Atrial Fibrillation: Here’s What To Know
Most people with COPD will not develop Atrial Fibrillation. However, COPD may increase your risk of developing it. So, what’s the deal? Here’s what to know.
What is a normal heartbeat?
Your heart has four chambers. The right atria, left atria, right ventricle, and left ventricle. Your right atria receives deoxygenated venous blood from your body. Your left atria receives freshly oxygenated blood from your lungs. Both atria fill with blood while heart muscle is in a relaxed state.
- Sinoatrial (SA) Node. It’s your normal pacemaker. It’s in the right atria. It’s also called the SA Node. This creates an electrical signal that causes both atria to contract. This causes blood from the right atria to enter the right ventricle, and blood from the left atria to enter the left ventricle. The electrical signal then travels to the ventricles. This causes the ventricles to contract. The right ventricle sends deoxygenated blood to your lungs. The left ventricle sends freshly oxygenated blood to all the cells of your body.
- Normal Sinus Rhythm (NSR). This is what it’s called when your normal pacemaker is at work. This is normal. Each beat is normal and orderly. Your heartbeats are equally paced apart. Your heart beat is regular. Your heart rate will be between 60 and 100.
What is Atrial Fibrillation?
It’s an abnormal heart rhythm. The medical term for abnormal heart rhythm is an arrhythmia. Another way doctors may refer to it is A-Fib. It’s when heart muscle in the atria quiver. Various, random areas of the heart muscle become irritated. Each electrical impulse comes from a different area of your atria. So, there will be no coordination between contractions. It causes your heart to beat to be irregular.1-2
What does Atrial Fibrillation feel like?
Some people say they don’t notice it at all.
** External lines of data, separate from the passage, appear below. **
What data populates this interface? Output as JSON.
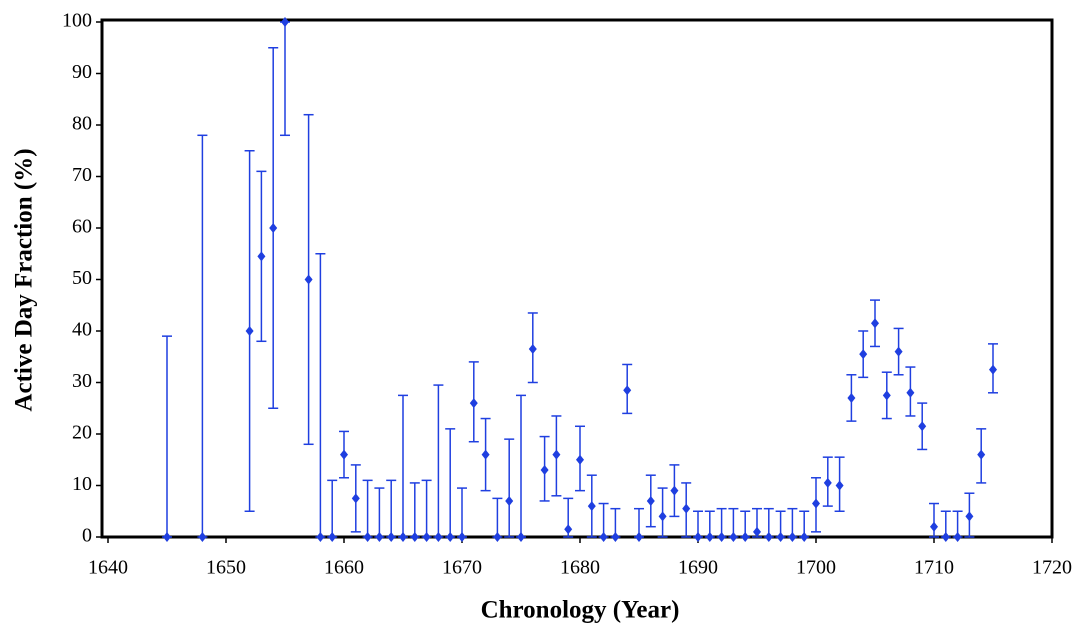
{
  "chart_data": {
    "type": "scatter",
    "xlabel": "Chronology (Year)",
    "ylabel": "Active Day Fraction (%)",
    "color": "#1f3fe0",
    "xlim": [
      1640,
      1720
    ],
    "xticks": [
      1640,
      1650,
      1660,
      1670,
      1680,
      1690,
      1700,
      1710,
      1720
    ],
    "ylim": [
      0,
      100
    ],
    "yticks": [
      0,
      10,
      20,
      30,
      40,
      50,
      60,
      70,
      80,
      90,
      100
    ],
    "x": [
      1645,
      1648,
      1652,
      1653,
      1654,
      1655,
      1657,
      1658,
      1659,
      1660,
      1661,
      1662,
      1663,
      1664,
      1665,
      1666,
      1667,
      1668,
      1669,
      1670,
      1671,
      1672,
      1673,
      1674,
      1675,
      1676,
      1677,
      1678,
      1679,
      1680,
      1681,
      1682,
      1683,
      1684,
      1685,
      1686,
      1687,
      1688,
      1689,
      1690,
      1691,
      1692,
      1693,
      1694,
      1695,
      1696,
      1697,
      1698,
      1699,
      1700,
      1701,
      1702,
      1703,
      1704,
      1705,
      1706,
      1707,
      1708,
      1709,
      1710,
      1711,
      1712,
      1713,
      1714,
      1715
    ],
    "values": [
      0,
      0,
      40,
      54.5,
      60,
      100,
      50,
      0,
      0,
      16,
      7.5,
      0,
      0,
      0,
      0,
      0,
      0,
      0,
      0,
      0,
      26,
      16,
      0,
      7,
      0,
      36.5,
      13,
      16,
      1.5,
      15,
      6,
      0,
      0,
      28.5,
      0,
      7,
      4,
      9,
      5.5,
      0,
      0,
      0,
      0,
      0,
      1,
      0,
      0,
      0,
      0,
      6.5,
      10.5,
      10,
      27,
      35.5,
      41.5,
      27.5,
      36,
      28,
      21.5,
      2,
      0,
      0,
      4,
      16,
      32.5
    ],
    "lower": [
      0,
      0,
      5,
      38,
      25,
      78,
      18,
      0,
      0,
      11.5,
      1,
      0,
      0,
      0,
      0,
      0,
      0,
      0,
      0,
      0,
      18.5,
      9,
      0,
      0,
      0,
      30,
      7,
      8,
      0,
      9,
      0,
      0,
      0,
      24,
      0,
      2,
      0,
      4,
      0,
      0,
      0,
      0,
      0,
      0,
      0,
      0,
      0,
      0,
      0,
      1,
      6,
      5,
      22.5,
      31,
      37,
      23,
      31.5,
      23.5,
      17,
      0,
      0,
      0,
      0,
      10.5,
      28
    ],
    "upper": [
      39,
      78,
      75,
      71,
      95,
      100,
      82,
      55,
      11,
      20.5,
      14,
      11,
      9.5,
      11,
      27.5,
      10.5,
      11,
      29.5,
      21,
      9.5,
      34,
      23,
      7.5,
      19,
      27.5,
      43.5,
      19.5,
      23.5,
      7.5,
      21.5,
      12,
      6.5,
      5.5,
      33.5,
      5.5,
      12,
      9.5,
      14,
      10.5,
      5,
      5,
      5.5,
      5.5,
      5,
      5.5,
      5.5,
      5,
      5.5,
      5,
      11.5,
      15.5,
      15.5,
      31.5,
      40,
      46,
      32,
      40.5,
      33,
      26,
      6.5,
      5,
      5,
      8.5,
      21,
      37.5
    ]
  }
}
Some say it’s a funny feeling in their chest. Others say it feels as though their heart is racing. Some say it feels like their heart is skipping around. So, every person experiences it differently. It’s a treatable rhythm when recognized and diagnosed early. But, it can also become chronic and, therefore, a normal rhythm for some people.1
What causes Atrial Fibrillation?
Various medical conditions can cause A-fib. This includes chronic lung diseases like COPD. A-fib can develop at any stage of COPD. However, the risk increases as the disease progress. Researchers are not sure why, or even if, COPD causes A-fib. But, they have developed some theories.3
- Oxidative Stress. This is stress to airway cells caused by inhaling harmful substances, such as chemicals in cigarette smoke.
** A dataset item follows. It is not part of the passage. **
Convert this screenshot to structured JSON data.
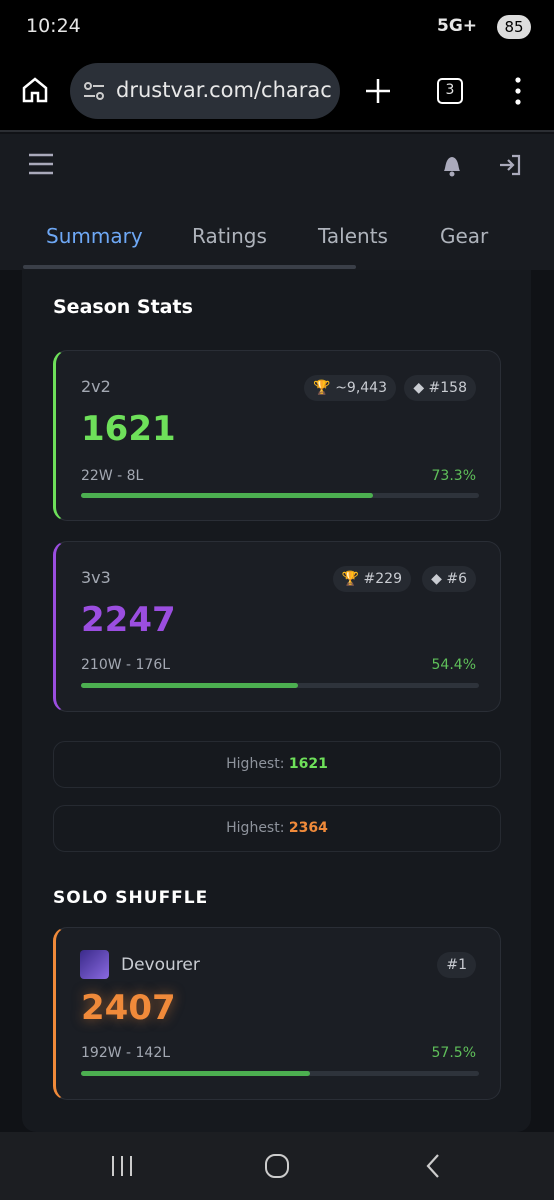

- Systemic Inflammation. Immune cells release chemicals that cause inflammation. These chemicals may enter your blood system. They may enter your heart, causing changes there.
- Hypoxia. This is low oxygen levels. Blood vessels in your lungs respond by constricting. This causes your heart to work harder to pump blood through them.
- Elevated Carbon dioxide (CO2). CO2 is a waste product of cellular respiration. It travels through your blood to your lungs and is exhaled. As COPD progresses CO2 levels may rise. So, this may somehow contribute to A-fib.
- Low potassium. This may be due to drugs used to treat COPD. But, some speculate it may contribute to A-fib.
- COPD comorbidities. There are various other diseases that occur with COPD, such as diabetes and heart disease. The risk of these occurring with COPD increases as COPD progresses. So, these may also somehow increase your risk for A-fib.
So, all of these may cause changes to your body. These changes may lead to changes in your heart. These changes may increase your risk of developing A-fib. Plus there are other theories that have been postulated that will not be discussed here.3
Always talk to your doctor
Some heartbeats may not effectively pump blood, thereby causing it to clot. These clots can travel through your blood causing strokes. So, this means it is a serious medical condition. But, it’s treatable when properly diagnosed. Learning how best to prevent and treat A-fib begins with a discussion with your COPD doctor.